In my post about SearchGPT, I already mentioned that Google’s search results are becoming less and less relevant for me. The first page only shows large, shallow content factories, YouTube videos, and Reddit. The latter is the most helpful, but it’s far from good. Yet, there are so many blogs, specialized forums, and websites on the internet that would give me a faster and better answer.
But for Google, they just aren’t relevant. Google’s ranking seems to favor large websites with supposedly high reach. This is probably for monetary reasons, as Google’s customers aren’t the users, but the advertising partners. Advertising partners who use Google to display ads on large sites. To the users, Google’s actual product. And this is despite the founders themselves explaining in their whitepaper at Stanford University that search engines deliver different results when advertising is their monetary motivation. A few years later, they turned Google into one of the largest advertising companies in the world.
But running a search engine costs money. The servers for displaying search results and crawling the internet have to be bought and operated. Google pays for this (easily) with its advertising revenue. In 2023, Google earned $23 per user, per month. That’s the price Google gets for collecting, processing, and selling your data. And the better they know you, the better they can target you with ads. This includes an optimized sorting of search engine results.
But what’s the alternative? Search engines like DuckDuckGo and Ecosia also have to finance themselves somehow and do so, like Google, through advertising. Not personalized, according to them, but the customers are still not the users, but the advertising partners. A few weeks ago, however, I stumbled upon another alternative, a search engine with a complete focus on the user. No data collection, no ads.
The search engine is called Kagi, which is Japanese for key. Only publicly available since 2022, the search engine is still in its early stages, which you can notice in some places. Now and then, the German translation is missing, and sometimes the results aren’t optimal yet. You have to get used to searching “properly” again. And you have to get used to the fact that an independent search engine has its price. 300 searches per month cost $5.95, while unlimited searches and access to AI functions come in at $11.90. The German VAT of 19% is already included.
In return, however, you get search results that are prioritized by default based on their neutral utility for the searcher. Not based on your profile, but in general. My results and your results for the same search are identical. For the most part, at least. To give the user the ability to personalize without tracking their behavior, you can personally rank up to 1,000 websites, from “Block” to “Lower,” “Normal,” “Raise,” to “Pin.” Quora has rarely had good results for me, so I set the site to “Lower.” Facebook’s data collection gets on my nerves - “Block.” And so on.
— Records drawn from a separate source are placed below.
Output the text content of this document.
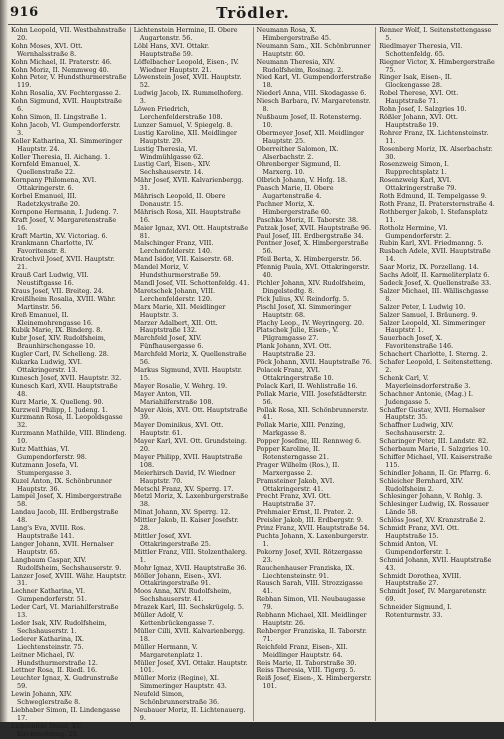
916	Trödler.

Kohn Leopold, VII. Westbahnstraße 20.

Kohn Moses, XVI. Ott. Wernhalsstraße 8.

Kohn Michael, II. Praterstr. 46.

Kohn Moriz, II. Nemmweg 40.

Kohn Peter, V. Hundsthurmerstraße 119.

Kohn Rosalia, XV. Fechtergasse 2.

Kohn Sigmund, XVII. Hauptstraße 6.

Kohn Simon, II. Lingstraße 1.

Kohn Jacob, VI. Gumpendorferstr. 3.

Koller Katharina, XI. Simmeringer Hauptstr. 24.

Koller Theresia, II. Aichang. 1.

Kornfeld Emanuel, X. Quellenstraße 22.

Kornpany Philomena, XVI. Ottakringerstr. 6.

Korbel Emanuel, III. Radetzkystraße 20.

Kornpone Hermann, I. Judeng. 7.

Kraft Josef, V. Margaretenstraße 16.

Kraft Martin, XV. Victoriag. 6.

Krankmann Charlotte, IV. Favoritenstr. 8.

Kratochvil Josef, XVII. Hauptstr. 21.

Krauß Carl Ludwig, VII. Neustiftgasse 16.

Kraus Josef, VII. Breiteg. 24.

Kreißlheim Rosalia, XVIII. Währ. Martinstr. 56.

Kreß Emanuel, II. Kleinemohrengasse 16.

Kubik Marie, IX. Binderg. 8.

Kubr Josef, XIV. Rudolfsheim, Braunhirschengasse 10.

Kugler Carl, IV. Schelleng. 28.

Kukarka Ludwig, XVI. Ottakringerstr. 13.

Kunesch Josef, XVII. Hauptstr. 32.

Kunesch Karl, XVII. Hauptstraße 48.

Kurz Marie, X. Quelleng. 90.

Kurzweil Philipp, I. Judeng. 1.

Kurzmann Rosa, II. Leopoldsgasse 32.

Kurzmann Mathilde, VIII. Blindeng. 10.

Kutz Matthias, VI. Gumpendorferstr. 98.

Kutzmann Josefa, VI. Stumpergasse 3.

Kuzel Anton, IX. Schönbrunner Hauptstr. 36.

Lampel Josef, X. Himbergerstraße 58.

Landau Jacob, III. Erdbergstraße 48.

Lang's Eva, XVIII. Ros. Hauptstraße 141.

Langer Johann, XVII. Hernalser Hauptstr. 65.

Langbaum Caspar, XIV. Rudolfsheim, Sechshauserstr. 9.

Lanzer Josef, XVIII. Währ. Hauptstr. 31.

Lechner Katharina, VI. Gumpendorferstr. 51.

Leder Carl, VI. Mariahilferstraße 13.

Leder Isak, XIV. Rudolfsheim, Sechshauserstr. 1.

Lederer Katharina, IX. Liechtensteinstr. 75.

Leitner Michael, IV. Hundsthurmerstraße 12.

Lettner Rosa, II. Riedl. 16.

Leuchter Ignaz, X. Gudrunstraße 59.

Lewin Johann, XIV. Schweglerstraße 8.

Liebhaber Simon, II. Lindengasse 17.

Lichtenfels David, XV. Kirchstetterng. 29.

Lichtenstein Hermine, II. Obere Augartenstr. 56.

Löbl Hans, XVI. Ottakr. Hauptstraße 59.

Löffelbacher Leopold, Eisen-, IV. Wiedner Hauptstr. 21.

Löwenstein Josef, XVII. Hauptstr. 52.

Ludwig Jacob, IX. Rummelhoferg. 3.

Löwen Friedrich, Lerchenfelderstraße 108.

Lunzer Samuel, V. Spiegelg. 8.

Lustig Karoline, XII. Meidlinger Hauptstr. 29.

Lustig Theresia, VI. Windmühlgasse 62.

Lustig Carl, Eisen-, XIV. Sechshauserstr. 14.

Mähr Josef, XVII. Kalvarienbergg. 31.

Mährisch Leopold, II. Obere Donaustr. 15.

Mährisch Rosa, XII. Hauptstraße 16.

Maier Ignaz, XVI. Ott. Hauptstraße 81.

Malschinger Franz, VIII. Lerchenfelderstr. 140.

Mand Isidor, VII. Kaiserstr. 68.

Mandel Moriz, V. Hundsthurmerstraße 59.

Mandl Josef, VII. Schottenfeldg. 41.

Maretschek Johann, VIII. Lerchenfelderstr. 120.

Marx Marie, XII. Meidlinger Hauptstr. 3.

Marzer Adalbert, XII. Ott. Hauptstraße 132.

Marchfeld Josef, XIV. Fünfhausergasse 6.

Marchfeld Moriz, X. Quellenstraße 56.

Markus Sigmund, XVII. Hauptstr. 15.

Mayer Rosalie, V. Wehrg. 19.

Mayer Anton, VII. Mariahilferstraße 108.

Mayer Alois, XVI. Ott. Hauptstraße 39.

Mayer Dominikus, XVI. Ott. Hauptstr. 61.

Mayer Karl, XVI. Ott. Grundsteing. 20.

Mayer Philipp, XVII. Hauptstraße 108.

Meierhirsch David, IV. Wiedner Hauptstr. 70.

Metschl Franz, XV. Sperrg. 17.

Metzl Moriz, X. Laxenburgerstraße 38.

Minat Johann, XV. Sperrg. 12.

Mittler Jakob, II. Kaiser Josefstr. 28.

Mittler Josef, XVI. Ottakringerstraße 25.

Mittler Franz, VIII. Stolzenthalerg. 1.

Mohr Ignaz, XVII. Hauptstraße 36.

Möller Johann, Eisen-, XVI. Ottakringerstraße 91.

Moos Anna, XIV. Rudolfsheim, Sechshauserstr. 41.

Mrazek Karl, III. Sechskrügelg. 5.

Müller Adolf, V. Kettenbrückengasse 7.

Müller Cilli, XVII. Kalvarienbergg. 18.

Müller Hermann, V. Margaretenplatz 1.

Müller Josef, XVI. Ottakr. Hauptstr. 101.

Müller Moriz (Regine), XI. Simmeringer Hauptstr. 43.

Neufeld Simon, Schönbrunnerstraße 36.

Neubauer Moriz, II. Lichtenauerg. 9.

Neumann Rosa, X. Himbergerstraße 45.

Neumann Sam., XII. Schönbrunner Hauptstr. 60.

Neumann Theresia, XIV. Rudolfsheim, Rosinag. 2.

Nied Karl, VI. Gumpendorferstraße 18.

Niederl Anna, VIII. Skodagasse 6.

Niesch Barbara, IV. Margaretenstr. 8.

Nußbaum Josef, II. Rotensterng. 10.

Obermeyer Josef, XII. Meidlinger Hauptstr. 25.

Oberreither Salomon, IX. Alserbachstr. 2.

Ohrenberger Sigmund, II. Marxerg. 10.

Olbrich Johann, V. Hofg. 18.

Paasch Marie, II. Obere Augartenstraße 4.

Pachner Moriz, X. Himbergerstraße 60.

Paschka Moriz, II. Taborstr. 38.

Patzak Josef, XVII. Hauptstraße 96.

Paul Josef, III. Erdbergstraße 34.

Pentner Josef, X. Himbergerstraße 56.

Pfeil Berta, X. Himbergerstr. 56.

Pfennig Paula, XVI. Ottakringerstr. 40.

Pichler Johann, XIV. Rudolfsheim, Dingelstedtg. 8.

Pick Julius, XV. Reindorfg. 5.

Pischl Josef, XI. Simmeringer Hauptstr. 68.

Plachy Leop., IV. Weyringerg. 20.

Platschek Julie, Eisen-, V. Pilgramgasse 27.

Plank Johann, XVI. Ott. Hauptstraße 23.

Pöck Johann, XVII. Hauptstraße 76.

Polacek Franz, XVI. Ottakringerstraße 10.

Polack Karl, II. Wehlistraße 16.

Pollak Marie, VIII. Josefstädterstr. 56.

Pollak Rosa, XII. Schönbrunnerstr. 41.

Pollak Marie, XIII. Penzing, Markgasse 8.

Popper Josefine, III. Rennweg 6.

Popper Karoline, II. Rotensterngasse 21.

Prager Wilhelm (Ros.), II. Marxergasse 2.

Pramsteiner Jakob, XVI. Ottakringerstr. 41.

Precht Franz, XVI. Ott. Hauptstraße 37.

Prehmaier Ernst, II. Prater. 2.

Preisler Jakob, III. Erdbergstr. 9.

Prinz Franz, XVII. Hauptstraße 54.

Puchta Johann, X. Laxenburgerstr. 1.

Pokorny Josef, XVII. Rötzergasse 23.

Rauchenhauser Franziska, IX. Liechtensteinstr. 91.

Rausch Sarah, VIII. Strozzigasse 41.

Rebhan Simon, VII. Neubaugasse 79.

Rebhann Michael, XII. Meidlinger Hauptstr. 26.

Rehberger Franziska, II. Taborstr. 71.

Reichfeld Franz, Eisen-, XII. Meidlinger Hauptstr. 64.

Reis Marie, II. Taborstraße 30.

Reiss Theresia, VIII. Tigerg. 5.

Reiß Josef, Eisen-, X. Himbergerstr. 101.

Renner Wolf, I. Seitenstettengasse 5.

Riedlmayer Theresia, VII. Schottenfeldg. 65.

Riegner Victor, X. Himbergerstraße 75.

Ringer Isak, Eisen-, II. Glockengasse 28.

Robel Therese, XVI. Ott. Hauptstraße 71.

Rohn Josef, I. Salzgries 10.

Rößler Johann, XVI. Ott. Hauptstraße 19.

Rohrer Franz, IX. Lichtensteinstr. 11.

Rosenberg Moriz, IX. Alserbachstr. 30.

Rosenzweig Simon, I. Rupprechtsplatz 1.

Rosenzweig Karl, XVI. Ottakringerstraße 79.

Roth Edmund, II. Tempelgasse 9.

Roth Franz, II. Pratersternstraße 4.

Rothberger Jakob, I. Stefansplatz 11.

Rotholz Hermine, VI. Gumpendorferstr. 2.

Rubin Karl, XVI. Friedmanng. 5.

Rusbach Adele, XVII. Hauptstraße 14.

Saar Moriz, IX. Porzellang. 14.

Sachs Adolf, II. Karmeliterplatz 6.

Sadeck Josef, X. Quellenstraße 33.

Salzer Michael, III. Wällischgasse 8.

Salzer Peter, I. Ludwig 10.

Salzer Samuel, I. Bräunerg. 9.

Salzer Leopold, XI. Simmeringer Hauptstr. 1.

Sauerbach Josef, X. Favoritenstraße 146.

Schachert Charlotte, I. Sterng. 2.

Schafer Leopold, I. Seitenstetteng. 2.

Schenk Carl, V. Mayerleinsdorferstraße 3.

Schachner Antonie, (Mag.) I. Judengasse 5.

Schaffer Gustav, XVII. Hernalser Hauptstr. 35.

Schaffner Ludwig, XIV. Sechshauserstr. 2.

Scharinger Peter, III. Landstr. 82.

Scherbaum Marie, I. Salzgries 10.

Schiffer Michael, VII. Kaiserstraße 115.

Schindler Johann, II. Gr. Pfarrg. 6.

Schleicher Bernhard, XIV. Rudolfsheim 2.

Schlesinger Johann, V. Rohlg. 3.

Schlesinger Ludwig, IX. Rossauer Lände 58.

Schlöss Josef, XV. Kranzstraße 2.

Schmidt Franz, XVI. Ott. Hauptstraße 15.

Schmid Anton, VI. Gumpendorferstr. 1.

Schmid Johann, XVII. Hauptstraße 43.

Schmidt Dorothea, XVIII. Hauptstraße 27.

Schmidt Josef, IV. Margaretenstr. 69.

Schneider Sigmund, I. Rotenturmstr. 33.
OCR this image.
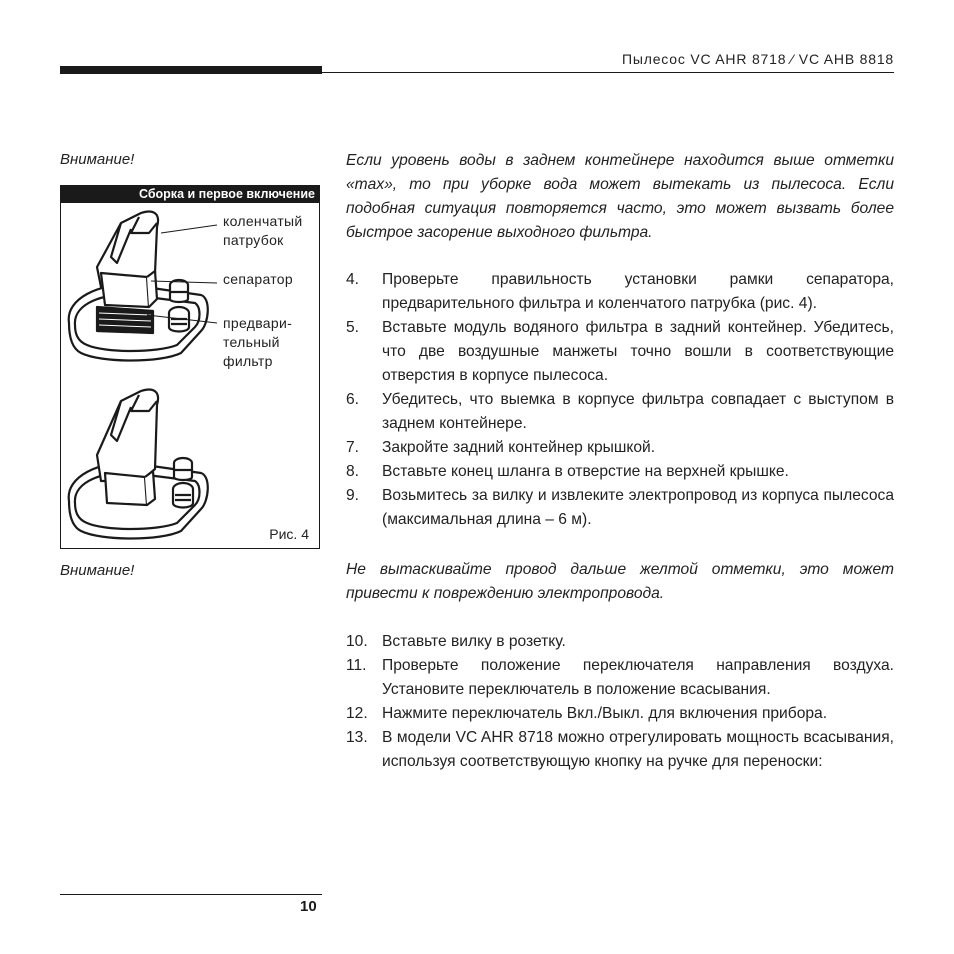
Пылесос VC AHR 8718 ⁄ VC AHB 8818
Внимание!
Сборка и первое включение
коленчатый патрубок
сепаратор
предвари- тельный фильтр
Рис. 4
Внимание!
Если уровень воды в заднем контейнере находится выше отметки «max», то при уборке вода может вытекать из пылесоса. Если подобная ситуация повторяется часто, это может вызвать более быстрое засорение выходного фильтра.
4. Проверьте правильность установки рамки сепаратора, предварительного фильтра и коленчатого патрубка (рис. 4).
5. Вставьте модуль водяного фильтра в задний контейнер. Убедитесь, что две воздушные манжеты точно вошли в соответствующие отверстия в корпусе пылесоса.
6. Убедитесь, что выемка в корпусе фильтра совпадает с выступом в заднем контейнере.
7. Закройте задний контейнер крышкой.
8. Вставьте конец шланга в отверстие на верхней крышке.
9. Возьмитесь за вилку и извлеките электропровод из корпуса пылесоса (максимальная длина – 6 м).
Не вытаскивайте провод дальше желтой отметки, это может привести к повреждению электропровода.
10. Вставьте вилку в розетку.
11. Проверьте положение переключателя направления воздуха. Установите переключатель в положение всасывания.
12. Нажмите переключатель Вкл./Выкл. для включения прибора.
13. В модели VC AHR 8718 можно отрегулировать мощность всасывания, используя соответствующую кнопку на ручке для переноски:
10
As I see fit, not Kagi.
So far, I’m very satisfied with Kagi. Sometimes I have to remind myself that the search engine doesn’t know me and I need to be more precise with my search. “21:9 hdr OLED gaming monitor” gives me exactly that: results for various 21:9 HDR OLED gaming monitors. This includes many different shops and manufacturer websites, because that’s what fits. If I actually want comparison tests, then I need to search more precisely. So it’s in my hands, and it feels good.